Young Active Researcher Award, Faculty of Engineering, Ain Shams University, Cairo, Egypt

Faculty Award of Merit for Best Doctoral Presentation, School of Architecture, Georgia Institute of Technology

This project aims at providing automated feedback for spatial validation, circulation assessment, and energy and cost implications using preliminary concept design BIM models for U.S. courthouse buildings using Solibri Model Checker (SMC). This project was conducted at the AEC Integration Laboratory at the School of Architecture, Georgia Tech, Atlanta, USA.

This project uses heuristic methods including fuzzy logic to automatically evaluate spatial relations in different existing layout configurations. This heuristic approach involves a thorough analysis of spatial parameters and relations, including configurations, objects within spaces, and object-object, space-object and space-space relations in order to assess specific spatial qualities, especially soft qualities such as comfort, privacy, accessibility, etc. for a given layout scheme.

The Middle East and North Africa (MENA) region is increasingly impacted by the negative effects of both anthropogenic climate change and air pollution emissions. This arid region has been recently identified as a hot spot for climate change, with alarming projections of strong precipitation decrease and temperature increase leading to broader challenges of water scarcity and food security. Anthropogenic global warming of this region has been receiving specific attention, with little done to measure and monitor its ramifications, let alone any measures for change. One of the significant measures of change include green building approaches. Green buildings attempt to reduce negative impacts and preserve natural resources through strategies of pollution and waste reduction, good indoor environmental quality, and the efficient use of energy, water and other resources. This project aims to develop a preliminary, time-dependent energy, electricity, and fuel consumption database for Egypt’s current building stock, modelled after the U.S. Department of Energy (DOE)’s Energy Information Administration (EIA) databases. It also aims at estimating the change in (a) greenhouse gas and (b) air pollution emissions with a ‘greening’ of Egypt’s current building stock.

This research aims at introducing an optimized design-to-robotic production approach that integrates multipoint forming and adjustable moulds together with robotic free form material deposition to produce mass customizable double curved façade panels. The objective is to generate customizable panels with complex geometry, and optimize fabrication workflow, with minimum waste and maximum accuracy in representing irregular forms.

The goal of this research project is to provide potential solutions of the impact of different brick configurations, bond types and projections and determine their thermal performance. The objective is to utilize parametric and thermal analysis tools to develop wall configurations that are sensitive in their look and form to solar radiation; and thus a performance driven design for the determination of wall design thickness and thermal mass to impact the overall building energy use intensity.

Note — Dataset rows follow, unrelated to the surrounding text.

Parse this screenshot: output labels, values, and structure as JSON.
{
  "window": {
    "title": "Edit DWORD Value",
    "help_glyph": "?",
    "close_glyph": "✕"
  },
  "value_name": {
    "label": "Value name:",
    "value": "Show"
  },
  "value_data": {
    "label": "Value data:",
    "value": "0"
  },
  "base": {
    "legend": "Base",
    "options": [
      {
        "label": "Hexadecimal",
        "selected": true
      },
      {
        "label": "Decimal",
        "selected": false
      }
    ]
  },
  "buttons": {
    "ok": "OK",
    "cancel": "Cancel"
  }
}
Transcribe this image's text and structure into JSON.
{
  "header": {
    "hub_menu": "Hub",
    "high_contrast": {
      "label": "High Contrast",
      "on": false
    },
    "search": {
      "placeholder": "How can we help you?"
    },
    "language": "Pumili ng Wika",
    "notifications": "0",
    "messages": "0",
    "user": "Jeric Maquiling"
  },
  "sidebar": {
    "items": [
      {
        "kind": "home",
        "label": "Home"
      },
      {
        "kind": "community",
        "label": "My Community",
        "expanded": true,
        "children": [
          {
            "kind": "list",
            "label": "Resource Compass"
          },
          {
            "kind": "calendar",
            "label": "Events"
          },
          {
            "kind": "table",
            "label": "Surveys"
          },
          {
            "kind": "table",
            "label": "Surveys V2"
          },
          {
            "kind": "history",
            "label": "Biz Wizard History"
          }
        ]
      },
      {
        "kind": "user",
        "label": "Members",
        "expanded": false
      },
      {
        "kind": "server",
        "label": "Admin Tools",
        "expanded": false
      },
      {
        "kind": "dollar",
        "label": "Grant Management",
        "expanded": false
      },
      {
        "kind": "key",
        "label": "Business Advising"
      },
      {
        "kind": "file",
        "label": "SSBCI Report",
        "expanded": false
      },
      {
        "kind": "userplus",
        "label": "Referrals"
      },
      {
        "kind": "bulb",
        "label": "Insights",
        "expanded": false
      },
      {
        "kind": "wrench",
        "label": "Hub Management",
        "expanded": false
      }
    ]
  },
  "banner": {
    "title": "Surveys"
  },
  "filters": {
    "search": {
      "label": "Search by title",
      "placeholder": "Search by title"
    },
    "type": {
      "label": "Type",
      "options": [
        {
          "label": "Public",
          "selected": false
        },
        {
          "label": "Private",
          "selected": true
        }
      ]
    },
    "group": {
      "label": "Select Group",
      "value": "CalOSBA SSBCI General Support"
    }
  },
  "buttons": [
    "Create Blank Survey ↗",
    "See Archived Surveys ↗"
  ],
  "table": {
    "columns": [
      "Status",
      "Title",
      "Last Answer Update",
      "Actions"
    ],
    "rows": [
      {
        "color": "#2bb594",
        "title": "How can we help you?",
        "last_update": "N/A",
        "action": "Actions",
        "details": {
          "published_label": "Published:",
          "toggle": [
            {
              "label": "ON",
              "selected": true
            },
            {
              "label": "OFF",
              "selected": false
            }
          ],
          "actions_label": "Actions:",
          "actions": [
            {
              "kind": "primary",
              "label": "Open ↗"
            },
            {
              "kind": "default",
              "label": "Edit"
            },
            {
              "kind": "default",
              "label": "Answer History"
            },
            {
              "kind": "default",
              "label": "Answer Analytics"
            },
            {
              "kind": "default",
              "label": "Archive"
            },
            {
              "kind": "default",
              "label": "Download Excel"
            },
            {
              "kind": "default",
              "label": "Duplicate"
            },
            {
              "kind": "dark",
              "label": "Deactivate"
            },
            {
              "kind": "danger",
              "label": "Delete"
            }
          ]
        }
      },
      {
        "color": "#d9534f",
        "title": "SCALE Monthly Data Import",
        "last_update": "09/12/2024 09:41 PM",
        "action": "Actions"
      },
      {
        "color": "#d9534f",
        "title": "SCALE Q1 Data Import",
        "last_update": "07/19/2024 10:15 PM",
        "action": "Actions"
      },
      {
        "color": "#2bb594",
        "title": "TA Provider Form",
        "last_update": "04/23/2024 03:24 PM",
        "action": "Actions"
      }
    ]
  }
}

This research is conducted collaboratively between Princeton University and the American University in Cairo. The purpose of this research is to explore innovative, low-cost and material-efficient adaptive building facades for the design of a carbon-zero built environment. Current solutions to actively moderate the influence of weather conditions on buildings’ interior environment rely on rigid body motions and complex actuation devices, thus limiting their broader adoption in low-carbon buildings. This project explores these challenges and solutions, focusing on the interaction between geometry, elasticity and environmental performance to develop skins that reduce energy consumption.